As Iran's tall, autocratic King of Kings Reza Shah Pahlavi, 58, gets older, his temper gets shorter. Less & less can he bring himself to humor the outlying world beyond his vast desert land, larger than Germany, France and Great Britain combined but with a population of only 15,000,000. Last year he curtly notified the diplomatic corps in Teheran that New Year's Day is March 22, told his envoys abroad to put a stop to the outlandish practice of calling Iran Persia. Last November the King of Kings was hopping mad over the outrage committed on the person of his Envoy Extraordinary and Minister Plenipotentiary to the U. S. Ghaffar Khan Djalal by some uncouth "Marylanders" in an unheard of place called Elkton (TIME, Dec. 9 et seq.). When his car was stopped for some thing called "speeding," the Khan and his beautiful, blonde English wife naturally struck aside the peasant constable. The Khan had been manacled and haled before a Justice of the Peace who had somehow had the discernment to recognize his high Iranian caste and release him.

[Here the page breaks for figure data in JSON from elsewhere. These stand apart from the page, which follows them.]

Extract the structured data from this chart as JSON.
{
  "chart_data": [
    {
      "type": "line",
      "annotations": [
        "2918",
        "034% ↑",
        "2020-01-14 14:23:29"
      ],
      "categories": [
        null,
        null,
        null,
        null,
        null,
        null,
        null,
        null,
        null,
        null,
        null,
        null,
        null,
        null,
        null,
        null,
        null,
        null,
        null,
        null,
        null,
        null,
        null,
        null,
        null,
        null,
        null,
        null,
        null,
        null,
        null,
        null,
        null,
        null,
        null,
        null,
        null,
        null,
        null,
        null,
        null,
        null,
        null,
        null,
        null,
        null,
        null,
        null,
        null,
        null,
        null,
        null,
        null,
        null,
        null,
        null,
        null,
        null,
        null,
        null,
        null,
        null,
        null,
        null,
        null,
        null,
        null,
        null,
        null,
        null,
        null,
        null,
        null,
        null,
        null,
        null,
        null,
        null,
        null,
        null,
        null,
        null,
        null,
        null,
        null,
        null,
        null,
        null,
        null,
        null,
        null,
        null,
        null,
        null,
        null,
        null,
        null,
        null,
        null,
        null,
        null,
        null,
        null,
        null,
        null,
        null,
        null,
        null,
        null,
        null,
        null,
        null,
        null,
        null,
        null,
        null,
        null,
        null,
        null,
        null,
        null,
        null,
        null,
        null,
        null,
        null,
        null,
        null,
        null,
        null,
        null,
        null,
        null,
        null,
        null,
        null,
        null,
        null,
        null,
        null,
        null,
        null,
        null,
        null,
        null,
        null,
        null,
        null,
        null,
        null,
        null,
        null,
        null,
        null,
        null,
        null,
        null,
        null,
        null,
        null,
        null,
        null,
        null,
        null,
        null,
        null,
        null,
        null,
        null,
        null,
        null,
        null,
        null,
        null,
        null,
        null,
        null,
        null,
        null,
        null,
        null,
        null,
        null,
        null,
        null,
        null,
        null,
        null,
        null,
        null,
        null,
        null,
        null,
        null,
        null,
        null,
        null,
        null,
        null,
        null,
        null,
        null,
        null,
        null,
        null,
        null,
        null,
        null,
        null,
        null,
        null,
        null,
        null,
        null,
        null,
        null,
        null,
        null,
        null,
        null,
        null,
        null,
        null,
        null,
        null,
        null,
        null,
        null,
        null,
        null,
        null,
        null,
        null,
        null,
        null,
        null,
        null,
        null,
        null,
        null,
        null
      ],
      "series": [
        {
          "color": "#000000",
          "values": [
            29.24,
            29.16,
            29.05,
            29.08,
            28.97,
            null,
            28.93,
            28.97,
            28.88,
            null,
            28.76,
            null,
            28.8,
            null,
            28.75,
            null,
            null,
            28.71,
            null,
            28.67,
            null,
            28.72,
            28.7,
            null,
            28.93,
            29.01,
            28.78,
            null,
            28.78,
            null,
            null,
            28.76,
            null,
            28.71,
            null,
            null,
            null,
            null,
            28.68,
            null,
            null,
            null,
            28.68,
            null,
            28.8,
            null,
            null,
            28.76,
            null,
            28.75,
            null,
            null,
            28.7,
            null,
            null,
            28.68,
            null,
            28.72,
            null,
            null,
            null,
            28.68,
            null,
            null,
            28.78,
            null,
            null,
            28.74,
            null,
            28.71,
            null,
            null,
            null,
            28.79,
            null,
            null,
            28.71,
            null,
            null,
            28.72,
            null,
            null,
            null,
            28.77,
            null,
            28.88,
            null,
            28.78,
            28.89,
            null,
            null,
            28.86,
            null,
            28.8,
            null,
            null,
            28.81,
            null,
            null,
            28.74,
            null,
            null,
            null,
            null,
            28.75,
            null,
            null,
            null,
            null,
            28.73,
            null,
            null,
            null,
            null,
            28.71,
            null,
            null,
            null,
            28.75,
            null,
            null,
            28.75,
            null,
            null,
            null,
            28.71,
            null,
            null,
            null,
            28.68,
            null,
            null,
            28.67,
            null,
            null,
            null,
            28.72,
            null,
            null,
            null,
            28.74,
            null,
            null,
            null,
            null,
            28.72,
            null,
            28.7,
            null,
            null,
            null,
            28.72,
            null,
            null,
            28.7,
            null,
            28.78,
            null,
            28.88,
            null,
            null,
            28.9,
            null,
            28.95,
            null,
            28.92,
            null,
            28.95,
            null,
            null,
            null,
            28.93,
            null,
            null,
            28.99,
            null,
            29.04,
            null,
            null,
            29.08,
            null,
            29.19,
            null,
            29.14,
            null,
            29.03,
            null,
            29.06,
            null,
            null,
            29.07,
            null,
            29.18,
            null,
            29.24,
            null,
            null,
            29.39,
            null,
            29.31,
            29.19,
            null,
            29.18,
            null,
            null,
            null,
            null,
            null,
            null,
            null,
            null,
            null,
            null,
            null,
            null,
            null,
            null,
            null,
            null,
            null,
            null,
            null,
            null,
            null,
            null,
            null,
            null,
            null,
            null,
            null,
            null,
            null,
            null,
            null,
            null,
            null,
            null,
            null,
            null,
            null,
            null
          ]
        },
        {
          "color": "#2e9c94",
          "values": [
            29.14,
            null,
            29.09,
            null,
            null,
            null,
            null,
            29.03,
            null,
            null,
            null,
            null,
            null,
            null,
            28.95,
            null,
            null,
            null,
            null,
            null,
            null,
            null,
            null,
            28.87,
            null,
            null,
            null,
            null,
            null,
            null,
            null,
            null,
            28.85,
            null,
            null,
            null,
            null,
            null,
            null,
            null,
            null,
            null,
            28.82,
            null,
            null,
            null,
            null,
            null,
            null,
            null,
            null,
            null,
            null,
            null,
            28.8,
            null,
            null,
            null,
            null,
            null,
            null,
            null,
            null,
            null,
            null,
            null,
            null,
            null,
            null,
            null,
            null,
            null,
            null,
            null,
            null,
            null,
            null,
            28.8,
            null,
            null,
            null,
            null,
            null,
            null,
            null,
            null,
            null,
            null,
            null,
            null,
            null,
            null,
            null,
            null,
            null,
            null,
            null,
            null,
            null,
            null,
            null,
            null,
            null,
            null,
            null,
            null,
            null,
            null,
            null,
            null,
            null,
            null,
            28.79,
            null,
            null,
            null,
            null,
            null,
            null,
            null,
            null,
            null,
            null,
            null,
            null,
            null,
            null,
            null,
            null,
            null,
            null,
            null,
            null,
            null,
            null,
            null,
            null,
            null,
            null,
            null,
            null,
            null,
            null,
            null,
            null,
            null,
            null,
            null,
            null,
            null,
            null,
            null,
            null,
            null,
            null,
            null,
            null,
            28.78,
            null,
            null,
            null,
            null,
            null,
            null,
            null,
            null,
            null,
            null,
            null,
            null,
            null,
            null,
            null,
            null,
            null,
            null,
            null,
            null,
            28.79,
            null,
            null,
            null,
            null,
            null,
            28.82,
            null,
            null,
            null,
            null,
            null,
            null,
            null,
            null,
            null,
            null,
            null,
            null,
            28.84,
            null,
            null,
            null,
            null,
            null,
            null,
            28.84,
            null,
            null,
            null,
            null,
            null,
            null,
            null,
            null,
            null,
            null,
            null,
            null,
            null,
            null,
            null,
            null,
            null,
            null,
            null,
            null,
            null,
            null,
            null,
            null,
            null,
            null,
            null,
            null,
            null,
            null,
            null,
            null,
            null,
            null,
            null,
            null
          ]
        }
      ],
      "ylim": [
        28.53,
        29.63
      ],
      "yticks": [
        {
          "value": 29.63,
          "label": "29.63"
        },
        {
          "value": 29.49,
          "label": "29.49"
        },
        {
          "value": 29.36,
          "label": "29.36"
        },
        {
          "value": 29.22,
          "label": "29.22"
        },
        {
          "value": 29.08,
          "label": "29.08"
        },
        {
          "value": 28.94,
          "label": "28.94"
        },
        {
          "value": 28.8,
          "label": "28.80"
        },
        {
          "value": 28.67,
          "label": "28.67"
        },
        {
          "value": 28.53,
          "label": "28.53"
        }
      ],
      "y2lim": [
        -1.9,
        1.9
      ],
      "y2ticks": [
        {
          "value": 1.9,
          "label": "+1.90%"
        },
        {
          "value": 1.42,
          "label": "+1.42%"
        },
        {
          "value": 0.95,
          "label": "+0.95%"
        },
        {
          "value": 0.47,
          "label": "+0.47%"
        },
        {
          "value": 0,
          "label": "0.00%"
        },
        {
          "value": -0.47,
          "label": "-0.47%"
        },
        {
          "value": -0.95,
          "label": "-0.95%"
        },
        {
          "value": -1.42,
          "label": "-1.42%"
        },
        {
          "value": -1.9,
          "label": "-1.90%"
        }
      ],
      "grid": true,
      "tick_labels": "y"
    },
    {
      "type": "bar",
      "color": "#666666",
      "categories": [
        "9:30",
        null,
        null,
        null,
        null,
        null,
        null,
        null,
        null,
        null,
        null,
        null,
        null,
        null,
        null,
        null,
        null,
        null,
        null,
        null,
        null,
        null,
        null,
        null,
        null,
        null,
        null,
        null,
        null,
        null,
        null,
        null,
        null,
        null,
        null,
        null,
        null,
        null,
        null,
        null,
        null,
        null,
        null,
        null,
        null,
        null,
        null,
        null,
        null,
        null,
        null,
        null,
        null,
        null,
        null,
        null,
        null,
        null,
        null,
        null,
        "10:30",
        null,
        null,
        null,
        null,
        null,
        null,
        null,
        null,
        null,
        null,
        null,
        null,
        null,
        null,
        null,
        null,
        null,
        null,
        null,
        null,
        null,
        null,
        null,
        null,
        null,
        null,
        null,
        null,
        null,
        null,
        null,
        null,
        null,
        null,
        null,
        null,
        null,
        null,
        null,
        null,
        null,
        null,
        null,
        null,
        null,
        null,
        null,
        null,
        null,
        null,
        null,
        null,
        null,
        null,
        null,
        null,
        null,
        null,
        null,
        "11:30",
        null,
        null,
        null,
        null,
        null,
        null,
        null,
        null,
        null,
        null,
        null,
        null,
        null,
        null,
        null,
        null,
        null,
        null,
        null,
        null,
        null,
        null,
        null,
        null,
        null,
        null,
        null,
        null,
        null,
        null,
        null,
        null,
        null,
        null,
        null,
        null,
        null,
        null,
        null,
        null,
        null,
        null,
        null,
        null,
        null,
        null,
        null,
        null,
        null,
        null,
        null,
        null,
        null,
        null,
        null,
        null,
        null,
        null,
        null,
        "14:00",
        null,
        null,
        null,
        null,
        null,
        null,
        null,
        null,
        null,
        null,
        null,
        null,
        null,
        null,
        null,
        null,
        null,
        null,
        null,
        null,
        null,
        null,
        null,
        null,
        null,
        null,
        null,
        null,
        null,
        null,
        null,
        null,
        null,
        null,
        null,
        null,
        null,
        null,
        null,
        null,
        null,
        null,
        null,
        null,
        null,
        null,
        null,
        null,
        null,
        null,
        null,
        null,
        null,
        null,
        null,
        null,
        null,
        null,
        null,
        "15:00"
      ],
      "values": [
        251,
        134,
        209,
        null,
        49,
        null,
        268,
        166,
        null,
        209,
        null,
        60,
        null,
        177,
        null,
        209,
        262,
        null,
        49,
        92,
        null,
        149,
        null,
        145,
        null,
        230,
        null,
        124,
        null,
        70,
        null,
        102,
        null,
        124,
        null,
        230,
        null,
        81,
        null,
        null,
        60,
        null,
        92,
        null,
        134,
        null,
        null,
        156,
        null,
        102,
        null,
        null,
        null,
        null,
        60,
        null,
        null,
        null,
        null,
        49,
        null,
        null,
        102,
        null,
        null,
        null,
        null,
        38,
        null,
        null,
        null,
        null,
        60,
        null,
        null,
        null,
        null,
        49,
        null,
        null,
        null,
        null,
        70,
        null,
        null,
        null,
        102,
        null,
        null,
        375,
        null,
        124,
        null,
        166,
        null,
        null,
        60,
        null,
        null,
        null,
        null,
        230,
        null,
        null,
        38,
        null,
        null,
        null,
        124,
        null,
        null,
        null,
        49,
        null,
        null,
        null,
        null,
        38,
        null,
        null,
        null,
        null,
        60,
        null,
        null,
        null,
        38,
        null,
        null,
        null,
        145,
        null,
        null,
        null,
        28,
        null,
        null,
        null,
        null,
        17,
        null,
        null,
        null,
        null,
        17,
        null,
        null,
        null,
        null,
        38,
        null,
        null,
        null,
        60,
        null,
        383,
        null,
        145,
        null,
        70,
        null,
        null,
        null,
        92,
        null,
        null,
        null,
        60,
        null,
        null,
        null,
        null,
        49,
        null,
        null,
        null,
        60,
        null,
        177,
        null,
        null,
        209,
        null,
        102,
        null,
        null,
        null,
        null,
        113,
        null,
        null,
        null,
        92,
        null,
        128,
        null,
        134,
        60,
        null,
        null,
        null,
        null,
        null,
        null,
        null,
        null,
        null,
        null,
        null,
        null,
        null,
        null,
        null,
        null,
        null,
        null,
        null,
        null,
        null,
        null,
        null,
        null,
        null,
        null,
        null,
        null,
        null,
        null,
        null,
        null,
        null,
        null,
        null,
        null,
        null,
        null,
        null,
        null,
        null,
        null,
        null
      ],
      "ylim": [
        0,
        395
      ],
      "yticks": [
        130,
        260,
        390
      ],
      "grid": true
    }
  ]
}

Not at all satisfied by an apology from Maryland's Governor Harry Whinna Nice and the dismissal of the constable (later stealthily re-hired), the King of Kings three months ago recalled the Khan Djalal. Last week the King of Kings ordered the Iranian Legation in Washington and the Iranian Consulates in Manhattan and Chicago permanently closed, thus thrusting the U. S. into diplomatic limbo. This action was authoritatively attributed to the Persian potentate's ire at what he considered the disrespectful and humiliating treatment of himself and his country in the U. S. Press.

Last year the U. S. sold Iran $4,339,000 worth of machinery, bought $3,635,000 worth of rugs, furs, gum, quince seeds and pistachio nuts. That this business might be picked up by Britain was curiously anticipated by the London Sphere, which three weeks ago, ran on its second page a studio portrait of the King of Kings and a caption lifted intact from the Iran Government handouts which describe that monarch as born "of a very noble Persian family ... of the purest element of the Iranian race."

Reza Shah Pahlavi was born a peasant, began his career as a Cossack trooper.